The FCRA is enforced by the Federal Trade Commission (FTC) and the Consumer Financial Protection Bureau (CFPB). In addition to this act, many states in the USA have established laws for regulating credit reporting.
FCRA Summary Rights
The FCRA mandates consumer reporting agencies to give consumers access to the contents of their own file whenever they ask for them. Consumer reporting agencies are also barred from sharing consumers' information with third parties, except for a permissible purpose.
Under the FCRA, a number of such permissible purposes are defined, and they include:
Credit reports for lenders when a consumer applies for a loan, mortgage, or other types of credit.
Consumer records to employers or potential employers.
A legal mandate, such as a court order or federal grand jury subpoena.
On the second point, while a consumer reporting agency may provide consumers' details to employers or potential employers, they're not permitted to submit personal information without the consumer's approval. In most cases, consumers need to initiate a transaction or submit written acceptance before their report can be released by the credit bureau.
Consumers are entitled to check their credit report information for free once every year. Subsequent checks would typically attract a fee.
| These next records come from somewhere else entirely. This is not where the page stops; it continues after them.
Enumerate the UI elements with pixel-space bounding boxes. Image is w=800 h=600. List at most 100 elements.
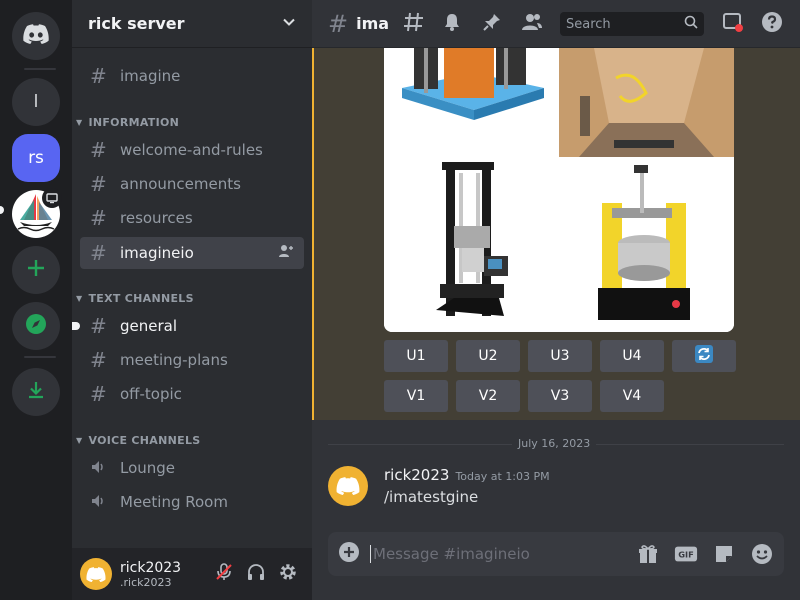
channel-off-topic[interactable]: # off-topic — [80, 378, 304, 410]
message-input[interactable]: Message #imagineio — [370, 545, 622, 563]
avatar[interactable] — [80, 558, 112, 590]
chevron-down-icon: ▼ — [76, 117, 83, 127]
emoji-button[interactable] — [750, 542, 774, 566]
threads-button[interactable] — [402, 12, 426, 36]
channel-label: general — [120, 317, 178, 335]
search-icon — [684, 15, 698, 33]
chevron-down-icon — [282, 14, 296, 33]
notifications-button[interactable] — [440, 12, 464, 36]
sticker-button[interactable] — [712, 542, 736, 566]
upscale-button-1[interactable]: U1 — [384, 340, 448, 372]
channel-announcements[interactable]: # announcements — [80, 168, 304, 200]
help-icon — [761, 11, 783, 37]
rail-separator — [24, 68, 56, 70]
channel-title: imagineio — [356, 14, 389, 33]
channel-label: welcome-and-rules — [120, 141, 263, 159]
headphones-icon — [246, 562, 266, 586]
message-author[interactable]: rick2023 — [384, 466, 449, 484]
channel-welcome-and-rules[interactable]: # welcome-and-rules — [80, 134, 304, 166]
message-author-line: rick2023 Today at 1:03 PM — [384, 466, 550, 484]
server-name: rick server — [88, 14, 185, 33]
voice-channel-meeting-room[interactable]: Meeting Room — [80, 486, 304, 518]
add-member-icon[interactable] — [278, 243, 294, 263]
variation-button-2[interactable]: V2 — [456, 380, 520, 412]
server-rs-label: rs — [28, 148, 44, 168]
upscale-button-3[interactable]: U3 — [528, 340, 592, 372]
deafen-button[interactable] — [240, 558, 272, 590]
server-rail: l rs — [0, 0, 72, 600]
home-button[interactable] — [12, 12, 60, 60]
member-list-button[interactable] — [520, 12, 544, 36]
hash-icon: # — [90, 348, 107, 372]
variation-button-4[interactable]: V4 — [600, 380, 664, 412]
channel-label: imagineio — [120, 244, 194, 262]
upscale-button-2[interactable]: U2 — [456, 340, 520, 372]
unread-pill — [0, 206, 4, 214]
gift-button[interactable] — [636, 542, 660, 566]
channel-label: announcements — [120, 175, 241, 193]
variation-button-3[interactable]: V3 — [528, 380, 592, 412]
members-icon — [521, 12, 543, 36]
hash-icon: # — [328, 9, 349, 38]
search-placeholder: Search — [566, 16, 611, 32]
channel-meeting-plans[interactable]: # meeting-plans — [80, 344, 304, 376]
category-label: INFORMATION — [88, 115, 180, 129]
add-server-button[interactable] — [12, 246, 60, 294]
explore-servers-button[interactable] — [12, 302, 60, 350]
server-l[interactable]: l — [12, 78, 60, 126]
image-grid-attachment[interactable] — [384, 48, 734, 332]
message-timestamp: Today at 1:03 PM — [455, 470, 550, 483]
hash-icon: # — [90, 172, 107, 196]
channel-label: Lounge — [120, 459, 176, 477]
channel-label: resources — [120, 209, 193, 227]
message-body: /imatestgine — [384, 488, 479, 506]
hash-icon: # — [90, 138, 107, 162]
help-button[interactable] — [760, 12, 784, 36]
inbox-button[interactable] — [721, 12, 745, 36]
voice-channel-lounge[interactable]: Lounge — [80, 452, 304, 484]
monitor-icon — [46, 189, 58, 208]
category-label: VOICE CHANNELS — [88, 433, 201, 447]
category-information[interactable]: ▼ INFORMATION — [76, 113, 179, 131]
inbox-icon — [722, 11, 744, 37]
user-info[interactable]: rick2023 .rick2023 — [120, 560, 208, 589]
compass-icon — [25, 313, 47, 340]
discord-app: l rs rick server # imagine ▼ INFORMATION… — [0, 0, 800, 600]
user-panel: rick2023 .rick2023 — [72, 548, 312, 600]
category-text-channels[interactable]: ▼ TEXT CHANNELS — [76, 289, 194, 307]
server-rs[interactable]: rs — [12, 134, 60, 182]
search-input[interactable]: Search — [560, 12, 704, 36]
variation-button-1[interactable]: V1 — [384, 380, 448, 412]
mute-button[interactable] — [208, 558, 240, 590]
channel-resources[interactable]: # resources — [80, 202, 304, 234]
pinned-messages-button[interactable] — [480, 12, 504, 36]
attach-button[interactable] — [338, 541, 360, 567]
user-tag: .rick2023 — [120, 575, 172, 589]
channel-label: Meeting Room — [120, 493, 228, 511]
channel-imagine[interactable]: # imagine — [80, 60, 304, 92]
server-header[interactable]: rick server — [72, 0, 312, 48]
bell-icon — [442, 12, 462, 36]
channel-label: meeting-plans — [120, 351, 228, 369]
gif-button[interactable]: GIF — [674, 542, 698, 566]
download-apps-button[interactable] — [12, 368, 60, 416]
chevron-down-icon: ▼ — [76, 435, 83, 445]
speaker-icon — [90, 456, 114, 480]
category-voice-channels[interactable]: ▼ VOICE CHANNELS — [76, 431, 200, 449]
channel-imagineio[interactable]: # imagineio — [80, 237, 304, 269]
screen-share-badge — [42, 188, 62, 208]
threads-icon — [403, 11, 425, 37]
username: rick2023 — [120, 559, 182, 576]
user-settings-button[interactable] — [272, 558, 304, 590]
discord-logo-icon — [23, 23, 49, 49]
upscale-button-4[interactable]: U4 — [600, 340, 664, 372]
reroll-button[interactable] — [672, 340, 736, 372]
muted-mic-icon — [214, 562, 234, 586]
download-icon — [26, 380, 46, 405]
message-composer: Message #imagineio GIF — [328, 532, 784, 576]
avatar[interactable] — [328, 466, 368, 506]
plus-icon — [26, 258, 46, 283]
channel-label: imagine — [120, 67, 181, 85]
pin-icon — [482, 12, 502, 36]
channel-general[interactable]: # general — [72, 310, 304, 342]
Consumer Rights Under The FCRA
In addition to the right to check their credit report information every 12 months for free, consumers are also granted several other rights under the FCRA. In the event that information contained in their credit report leads to an adverse decision against them (such as the denial of employment or declining of loan requests), the consumer must be notified. Further, the party that took the decision must inform the consumer which agency gave them the information.
Secondly, consumers have a right to contest information in their credit reports that they feel is inaccurate or misleading. Since this information is used to calculate their credit score, consumers can, in effect, attempt to contest and improve their credit score by having inaccurate information rectified. Consumer reporting agencies have a maximum of thirty days to correct or delete inaccurate information once they have been proven to be so.
Consumers also have the right to remove negative information from their credit reports that they can provide is outdated. For instance, a consumer that is recorded as bankrupt can apply to remove that information from their record after a period of financial stability, usually ten years. In most other cases, however, they can do so after seven years.
Consumers can hold the credit bureau accountable, if any of these requests are not handled satisfactorily, by filing a complaint with the CFPB. Violation of any of the FCRA regulations also carries a fine of between $100 to $1000. Actual and punitive damages, as well as attorney's fees, may be awarded if damages are incurred. If someone acquires information from a consumer reporting agency under false pretenses, they may face criminal prosecution.